17. The method of claim 16,
The pre-learned behavior classification algorithm,
When the non-face-to-face user image is input, the ROI image of the entire hand region and hand keypoint information detected based on the non-face-to-face user image are queried as input, and the action mapped to the object in the hand region and the posture of the hand A learning model learned to output whether or not to use a disallowed object according to the class,
A hand tracking-based behavior classification device.

17. The method of claim 16,
The at least one processor,
When it is determined that the non-face-to-face user uses a disallowed object based on the non-face-to-face user's action classification result based on the hand region image and the hand keypoint information, the non-face-to-face user's gaze direction is the direction of the hand an operation to determine whether the location is facing, and
When the non-face-to-face user's gaze direction is toward the hand position, further determining that the non-face-to-face user is using a non-allowed object is further performed,
A hand tracking-based behavior classification device.
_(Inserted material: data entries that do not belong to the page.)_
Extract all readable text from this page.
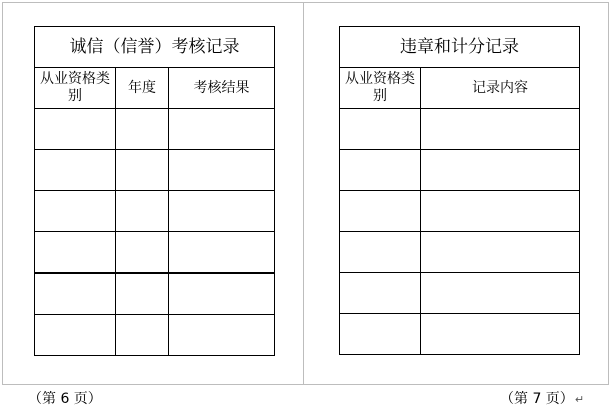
诚信（信誉）考核记录		
从业资格类别	年度	考核结果

违章和计分记录	
从业资格类别	记录内容

（第 6 页）	（第 7 页）↵
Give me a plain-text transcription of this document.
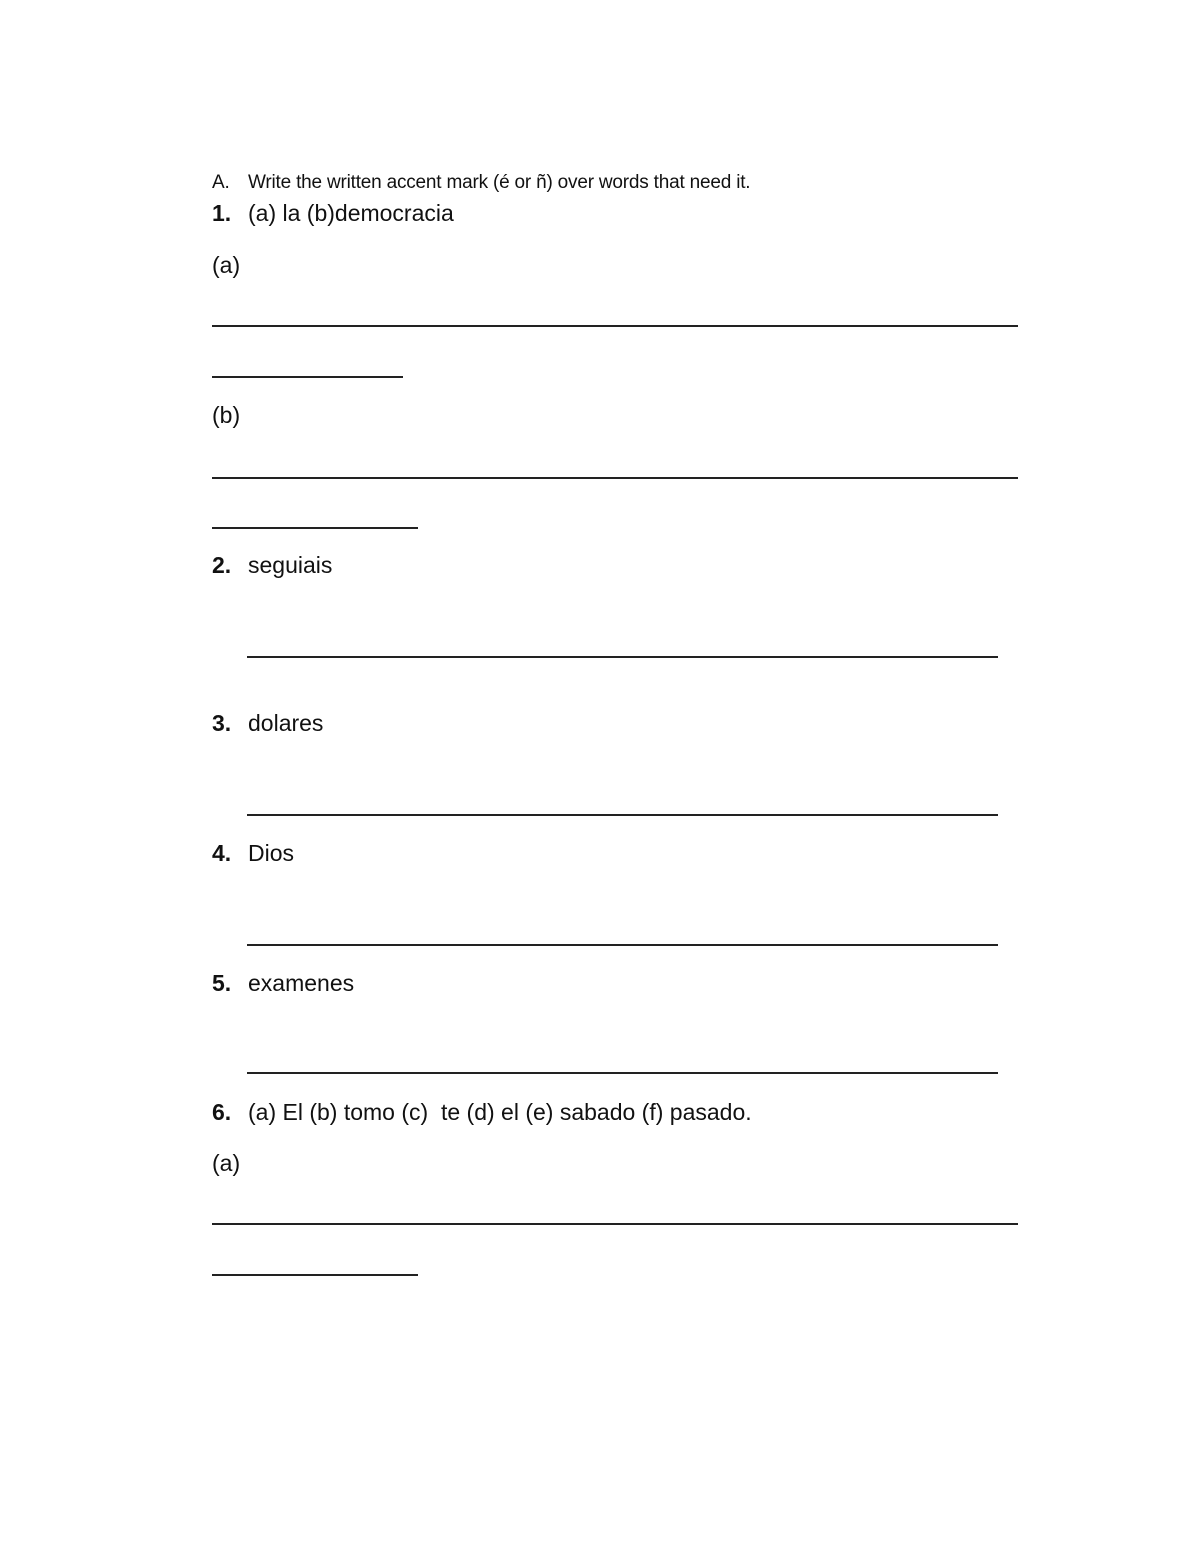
A. Write the written accent mark (é or ñ) over words that need it.
1. (a) la (b)democracia
(a)
(b)
2. seguiais
3. dolares
4. Dios
5. examenes
6. (a) El (b) tomo (c)  te (d) el (e) sabado (f) pasado.
(a)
17. The method of claim 16,
The operation of determining whether the non-face-to-face user uses a non-allowed object,
Based on the non-face-to-face user's action classification result based on the hand region image and the hand keypoint information and the gaze direction of the non-face-to-face user based on the face region image and face keypoint information, the non-face-to-face user Further comprising the operation of determining whether to use a non-permissible object of
A hand tracking-based behavior classification device.